Gains in health and education led to increases in the Human Development Index (HDI) in all Arab countries between 1980 and 2010, but incomes fell behind. The HDI measures wellbeing through factors that include a long and healthy life, education and knowledge, and a decent standard of living.
However, since the 2008-2009 global economic crisis and political instability that began in 2011, annual growth in the HDI has dropped by more than half from 2010 to 2014. Arab young people are unfortunately facing unfavourable conditions for development.
According to the report, these conditions are creating obstacles and leading to cultural, social, economic, and political exclusion.

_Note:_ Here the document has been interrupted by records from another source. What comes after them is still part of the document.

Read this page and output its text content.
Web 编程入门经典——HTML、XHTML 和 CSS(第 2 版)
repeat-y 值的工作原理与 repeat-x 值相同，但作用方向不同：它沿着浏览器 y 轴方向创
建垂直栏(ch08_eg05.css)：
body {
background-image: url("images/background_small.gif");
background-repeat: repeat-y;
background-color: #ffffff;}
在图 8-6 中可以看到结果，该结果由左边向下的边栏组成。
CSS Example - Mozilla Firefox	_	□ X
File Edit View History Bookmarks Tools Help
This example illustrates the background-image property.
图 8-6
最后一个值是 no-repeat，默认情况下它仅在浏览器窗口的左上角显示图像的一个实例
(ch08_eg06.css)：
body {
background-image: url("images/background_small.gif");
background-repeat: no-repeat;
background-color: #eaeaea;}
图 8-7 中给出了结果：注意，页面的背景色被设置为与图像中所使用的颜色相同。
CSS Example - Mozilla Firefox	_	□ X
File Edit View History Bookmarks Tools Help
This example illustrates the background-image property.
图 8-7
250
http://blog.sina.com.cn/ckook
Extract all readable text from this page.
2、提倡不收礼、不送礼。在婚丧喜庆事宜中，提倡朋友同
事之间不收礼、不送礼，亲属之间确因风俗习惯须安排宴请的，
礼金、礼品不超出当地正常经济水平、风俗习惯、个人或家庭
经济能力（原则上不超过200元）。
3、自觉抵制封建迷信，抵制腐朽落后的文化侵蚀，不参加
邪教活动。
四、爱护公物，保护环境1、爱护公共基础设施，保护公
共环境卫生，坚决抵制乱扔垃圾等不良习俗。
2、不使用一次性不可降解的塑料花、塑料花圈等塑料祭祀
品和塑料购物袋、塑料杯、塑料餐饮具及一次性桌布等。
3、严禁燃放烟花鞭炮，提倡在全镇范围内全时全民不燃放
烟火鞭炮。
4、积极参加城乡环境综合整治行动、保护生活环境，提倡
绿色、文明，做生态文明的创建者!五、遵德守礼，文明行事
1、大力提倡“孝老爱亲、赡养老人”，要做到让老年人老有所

While education has improved, these gains have failed to translate into good jobs – unemployment among youth in the region is thus twice the global average, and the report expects the situation to deteriorate further. Weak political engagement is another problem: while youth participate in public protests, voting rates for this demographic in Arab countries are the lowest worldwide.
It also cites pervasive discrimination against women, a result of deep-seated sexism, embedded cultural beliefs and traditions in childrearing, education, religious structures, the media, and family relations, and various legal obstacles, all of which present serious barriers to progress.
As Latif explained in an interview with UN Radio, “Development should be engendered, otherwise it will be endangered. If development does not begin with women as equal partners with men in their societies, it will not be a complete development and it will have a huge impact on society.”
These factors create frustration, marginalization, and alienation from institutions. While the overwhelming majority of young people in Arab regions have no desire to engage in extremist groups or activities, a significant minority is open to participating in violent activities that can lead to radicalization.
The report therefore advocates for new development models in order to accommodate for younger generations. A call for empowering youth is not, the UNDP says, only to support young people, but also to rebuild Arab societies as a whole and create a better future.(SOURCE: UN).